基于Web的大规模中文人物信息提取研究
发布时间:2018-07-20 15:17
【摘要】:现代人越来越依赖于从互联网上检索信息,人物信息是人们关注检索的一个重要领域。本文致力于抽取尽可能多的重要人物信息,构建一个人物信息的知识库,既可以作为人物搜索引擎的知识库,也可以作为语义搜索引擎的知识库的人物相关部分。网络上有海量的人物信息,但是这些信息格式多样、内容纷乱,大量的垃圾信息又充斥其中,如何从互联网中自动高效地抽取准确的信息相对复杂,有很多问题需要解决。本文研究了一个从网页数据采集、网页正文抽取、中文分词处理到人物信息结构化的完整过程,每个部分都对应论文的一章。 首先是网页数据的采集。论文详述了人物信息网页来源的选取和网页的下载方法。网页下载越来越困难,网站对爬虫程序的限制越来越严,甚至采取了各种反爬虫措施,比如对同一IP访问频率的限制。作者自己编写程序下载网页数据,针对网站的不同情况采用了三种网页数据的下载方式:一般下载方式、代理下载方式和动态网页数据的下载方式。 然后是对网页正文进行抽取。

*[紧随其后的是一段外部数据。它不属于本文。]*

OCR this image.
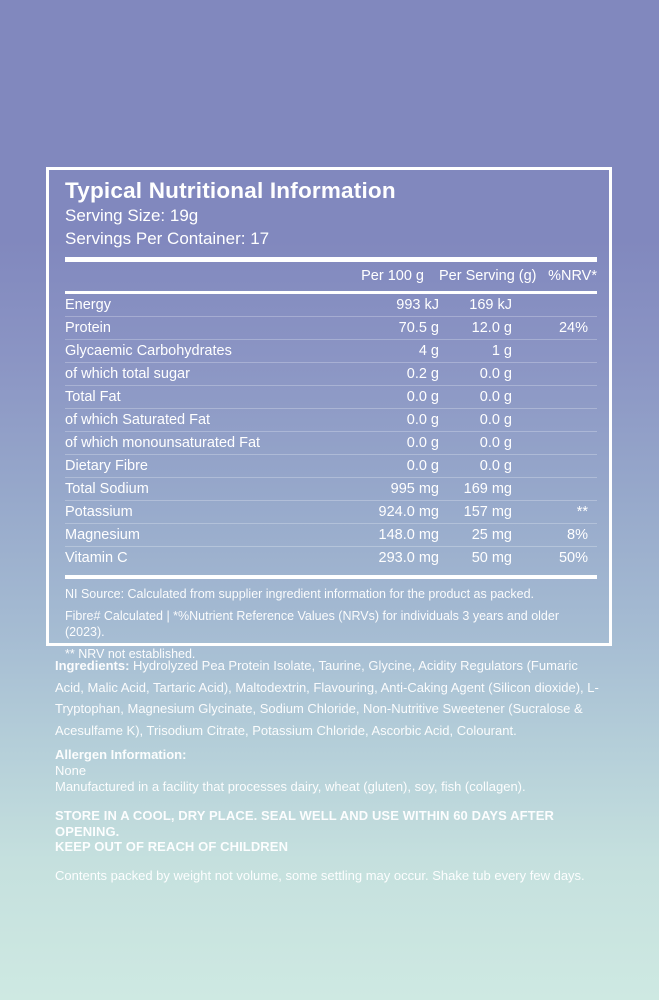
Typical Nutritional Information
Serving Size: 19g
Servings Per Container: 17
	Per 100 g	Per Serving (g)	%NRV*
Energy	993 kJ	169 kJ	
Protein	70.5 g	12.0 g	24%
Glycaemic Carbohydrates	4 g	1 g	
of which total sugar	0.2 g	0.0 g	
Total Fat	0.0 g	0.0 g	
of which Saturated Fat	0.0 g	0.0 g	
of which monounsaturated Fat	0.0 g	0.0 g	
Dietary Fibre	0.0 g	0.0 g	
Total Sodium	995 mg	169 mg	
Potassium	924.0 mg	157 mg	**
Magnesium	148.0 mg	25 mg	8%
Vitamin C	293.0 mg	50 mg	50%

NI Source: Calculated from supplier ingredient information for the product as packed.

Fibre# Calculated | *%Nutrient Reference Values (NRVs) for individuals 3 years and older (2023).

** NRV not established.

Ingredients: Hydrolyzed Pea Protein Isolate, Taurine, Glycine, Acidity Regulators (Fumaric Acid, Malic Acid, Tartaric Acid), Maltodextrin, Flavouring, Anti-Caking Agent (Silicon dioxide), L-Tryptophan, Magnesium Glycinate, Sodium Chloride, Non-Nutritive Sweetener (Sucralose & Acesulfame K), Trisodium Citrate, Potassium Chloride, Ascorbic Acid, Colourant.

Allergen Information:
None
Manufactured in a facility that processes dairy, wheat (gluten), soy, fish (collagen).
STORE IN A COOL, DRY PLACE. SEAL WELL AND USE WITHIN 60 DAYS AFTER OPENING.
KEEP OUT OF REACH OF CHILDREN

Contents packed by weight not volume, some settling may occur. Shake tub every few days.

论文综述了网页正文抽取的相关研究,采用了基于统计和DOM的方法进行正文抽取。方法采用的统计信息是正文字长、超链接数和结束标点符号数。对每个容器标签,统计三个信息值后,利用它们的数量比值判断标签是否正文标签,进而抽取正文。 接着是对网页正文进行分词处理。常见的分词系统在实体识别方面存在不足,不能很好适用于知识抽取、自然语言处理等。本文分词处理使用的是西南交大思维与智慧研究所开发的分词系统,该系统在实体识别方面显著优于其它分词系统。机构名识别算法由本文作者实现,算法基于词频统计。实验中训练数据主要通过百度百科词条整理得到。训练时,作者利用百度百科词条名在词条文本中的频数统计,进行机构构成词的词频统计。在此基础上,构建了数学模型,实现了组织机构名识别算法。 最后是网页人物信息的结构化。网页上的人物信息一般以半结构化和非结构化呈现,人物信息抽取的最后部分就是抽取半结构化和非结构化的人物信息并保存为结构化的人物信息。对于半结构化人物信息,需要正文去匹配人物属性词典,然后结合简单规则,直接提取属性值就行了,方法简单而有效。对于非结构化人物信息的提取,采用基于规则的提取方法,过程中建立触发词库和规则库,触发词库包括基本人物属性和对应的触发词,规则库是人工定义的提取属性值的规则。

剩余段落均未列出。